Searle wants to resist the idea that the “I” is not conscious. He thinks we are conscious in the ordinary everyday. He thinks he’s ok, and he thinks you’re ok, as long as everyone is smart and is playing more or less the same benign institutional game. But this stance is anathema to initiation knowledge. The occult is about the purported fact that we are not conscious at all, that we go through life as spiritual sleepwalkers unless we make the right sorts of efforts and fall in with the right sort of company. On this line of reasoning, idealism and not materialism, is the correct picture of consciousness and of the human position in the cosmos. Notwithstanding the dogmatism of Plato, the abstruseness of Kant and the arrogance of Hegel, and notwithstanding the terrible political mistakes that are possible in its name, the reality of our consciousness is transcendental and spiritual. There are higher worlds beyond ours, and they can be reached by special exercises. Our ontological subjectivity (our consciousness) exists for the purpose of implanting these worlds, artfully, into this one. The purpose and end of philosophy are occult knowledge, spiritual experience and technical moral action, and when these are satisfied, philosophy ceases.

 

I would not make this argument if I did not have a responsible and positive program to introduce to philosophy and to the New Age in general, and much of this is based on Searle’s commonsense contributions to the philosophy of mind and the philosophy of language. I think that conversation in general can be shown to have a necessary structure, and that this structure conduces to esoteric development.
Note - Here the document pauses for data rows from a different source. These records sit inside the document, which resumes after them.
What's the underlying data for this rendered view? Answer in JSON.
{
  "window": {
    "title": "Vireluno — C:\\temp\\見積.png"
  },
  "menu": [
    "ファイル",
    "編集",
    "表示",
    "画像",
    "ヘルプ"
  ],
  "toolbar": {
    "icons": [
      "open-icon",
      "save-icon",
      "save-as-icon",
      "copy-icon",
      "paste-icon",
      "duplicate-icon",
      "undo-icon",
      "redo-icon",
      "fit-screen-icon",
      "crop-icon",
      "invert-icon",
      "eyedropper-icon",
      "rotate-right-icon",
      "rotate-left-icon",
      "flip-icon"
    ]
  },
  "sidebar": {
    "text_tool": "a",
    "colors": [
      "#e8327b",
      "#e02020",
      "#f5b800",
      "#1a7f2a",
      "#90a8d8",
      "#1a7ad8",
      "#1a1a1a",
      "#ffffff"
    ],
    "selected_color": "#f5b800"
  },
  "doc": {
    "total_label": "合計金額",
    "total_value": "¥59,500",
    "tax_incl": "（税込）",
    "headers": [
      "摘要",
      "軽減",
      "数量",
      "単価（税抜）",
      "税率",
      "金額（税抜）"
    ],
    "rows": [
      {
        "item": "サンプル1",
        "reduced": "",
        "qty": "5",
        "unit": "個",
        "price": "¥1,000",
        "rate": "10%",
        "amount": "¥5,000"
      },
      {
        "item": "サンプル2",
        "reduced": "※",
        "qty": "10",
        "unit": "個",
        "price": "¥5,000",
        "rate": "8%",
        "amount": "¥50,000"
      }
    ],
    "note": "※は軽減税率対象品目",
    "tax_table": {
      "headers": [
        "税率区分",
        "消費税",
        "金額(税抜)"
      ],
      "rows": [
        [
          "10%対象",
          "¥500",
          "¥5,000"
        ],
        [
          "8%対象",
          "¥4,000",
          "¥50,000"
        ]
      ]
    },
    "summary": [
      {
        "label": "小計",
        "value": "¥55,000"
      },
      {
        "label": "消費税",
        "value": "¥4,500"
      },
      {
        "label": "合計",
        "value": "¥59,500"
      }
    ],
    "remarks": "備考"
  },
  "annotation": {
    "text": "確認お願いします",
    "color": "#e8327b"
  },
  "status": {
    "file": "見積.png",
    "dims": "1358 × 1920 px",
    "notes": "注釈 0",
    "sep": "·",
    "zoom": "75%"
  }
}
I am generally sympathetic to biological naturalism and its materialist underpinnings, but I do believe there is a great deal of objective and socio-political knowledge to be explored about features of living systems that are “ontologically subjective.” Orthogonally jumping to facts about the brain has the effect of bypassing the moral and institutional groundwork necessary to explore the real dimensions of subjectivity. Without a commitment to the arts of human energy and self-control, not even a theory of conversation can deliver us from the ennui of materialism.